It is then alleged that the contract contains certain guaranties of performance in the matter of capacity, steam production, etc., and provides that the fulfillment of these guaranties shall be determined by tests of 24 hours’ duration, with a refuse mixture of certain specified proportions. The contract provides that the first test shall be made at a time fixed by the company and the second test at a time to be agreed upon between the city and the company, within six months after the plant was ready for useful operation.

Certain clauses in the contract are then quoted, which relate to the right of the company to make changes in the incinerator if by doing so it may be made to satisfactorily fulfill the requirements of the guaranty, and with reference to the work being done to the satisfaction of the city of Atlanta and with reference to the percentage of garbage, stable manure, ashes, and rubbish of which the refuse of the city of Atlanta is represented approximately to consist and that the plant was built by the company to burn substantially the proportions of the substances to be furnished as stated; that the proportions in the refuse so furnished was not in accordance with that provided in the contract, but varied extremely therefrom.

It is then alleged that the company, on finding the actual condition so very different from those represented by the city and specified in the contract, to meet which the plant had been designed, did not lie back and claim that under the contract the plant need only burn refuse of the composition represented by the city, but, on the contrary, the company spent every possible effort and a large amount of its own money to make such changes in the plant as were needed to make it meet guaranties under actual conditions; and that, furthermore, the company has made these changes under the extra difficulty of all the time keeping the plant in operation and burning the city’s refuse; that the expense and effort of installing the needed changes would have been very much less had the company shut down the plant to make the changes.

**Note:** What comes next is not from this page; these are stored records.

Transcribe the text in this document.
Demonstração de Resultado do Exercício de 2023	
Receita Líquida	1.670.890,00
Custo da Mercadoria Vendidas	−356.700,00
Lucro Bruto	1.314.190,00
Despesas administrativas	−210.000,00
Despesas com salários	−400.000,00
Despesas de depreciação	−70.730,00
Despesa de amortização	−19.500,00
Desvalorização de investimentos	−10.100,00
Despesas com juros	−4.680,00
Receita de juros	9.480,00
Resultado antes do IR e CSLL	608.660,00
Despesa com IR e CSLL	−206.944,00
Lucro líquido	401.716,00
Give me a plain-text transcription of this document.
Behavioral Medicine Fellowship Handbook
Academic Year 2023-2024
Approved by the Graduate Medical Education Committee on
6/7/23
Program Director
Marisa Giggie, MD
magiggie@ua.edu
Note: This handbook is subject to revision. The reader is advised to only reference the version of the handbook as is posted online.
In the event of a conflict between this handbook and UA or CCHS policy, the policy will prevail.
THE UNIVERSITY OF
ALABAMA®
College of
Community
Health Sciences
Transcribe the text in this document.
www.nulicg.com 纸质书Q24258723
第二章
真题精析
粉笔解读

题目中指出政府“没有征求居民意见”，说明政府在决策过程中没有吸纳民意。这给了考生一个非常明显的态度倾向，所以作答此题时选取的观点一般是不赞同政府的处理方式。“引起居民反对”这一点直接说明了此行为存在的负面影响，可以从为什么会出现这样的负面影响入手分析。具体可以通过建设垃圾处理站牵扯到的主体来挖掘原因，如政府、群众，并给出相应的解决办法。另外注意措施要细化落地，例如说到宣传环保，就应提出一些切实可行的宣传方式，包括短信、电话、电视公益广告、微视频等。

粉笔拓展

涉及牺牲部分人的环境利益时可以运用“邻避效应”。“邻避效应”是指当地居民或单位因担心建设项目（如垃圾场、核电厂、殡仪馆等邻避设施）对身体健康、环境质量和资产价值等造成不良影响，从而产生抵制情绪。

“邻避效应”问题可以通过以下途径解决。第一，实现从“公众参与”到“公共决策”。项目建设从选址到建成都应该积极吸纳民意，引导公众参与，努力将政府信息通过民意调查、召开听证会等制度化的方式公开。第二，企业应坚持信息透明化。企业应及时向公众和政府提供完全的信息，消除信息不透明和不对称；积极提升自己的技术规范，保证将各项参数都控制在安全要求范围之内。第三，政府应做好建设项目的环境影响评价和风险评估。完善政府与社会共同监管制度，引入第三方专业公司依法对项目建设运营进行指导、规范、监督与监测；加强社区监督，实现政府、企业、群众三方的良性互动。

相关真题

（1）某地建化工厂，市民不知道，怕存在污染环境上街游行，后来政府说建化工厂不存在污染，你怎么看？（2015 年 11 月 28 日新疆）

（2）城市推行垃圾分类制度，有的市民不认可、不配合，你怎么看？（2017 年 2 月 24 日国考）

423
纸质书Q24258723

It is then alleged that the company, at the time the bill was filed, had fulfilled its contract with the city, and that on August 8, 1914, on a test of the crematory plant, it complied with all the guaranties and requirements of the contract. It is then alleged that the city refused to pay, and still refuses to pay, the balance due.

• It is alleged that, after the plant was completed and in operation and the city’s refuse being delivered, the company, in pursuance of its right *999under the contract, wrote the city that the company would be ready to run the first test in the early part of the week beginning December 29, 1913, and requested the city to make arrangements accordingly to deliver at that time refuse of the quantity and character called for by the contract for the test, and that the city refused to have the official test made at that time or to supply the refuse for it; that this refusal prevented the running of the first test; that the city has been requested by the company to reconsider its former action, and on January 5, 1914, a request was made on the mayor and general counsel for the city to co-operate in running a test; that arrangements had been made for running a te,st at the time the severe storm occurred on February 13, 1914, hut the test was prevented by the fact that ice covered the streets of Atlanta to such an extent that it was impossible to collect the material for the test. It was then postponed until February 17th, and at that time the refuse at the plant, as the allegations are understood, was insufficient for a test, and during the next few days the requisite material for a test was not furnished.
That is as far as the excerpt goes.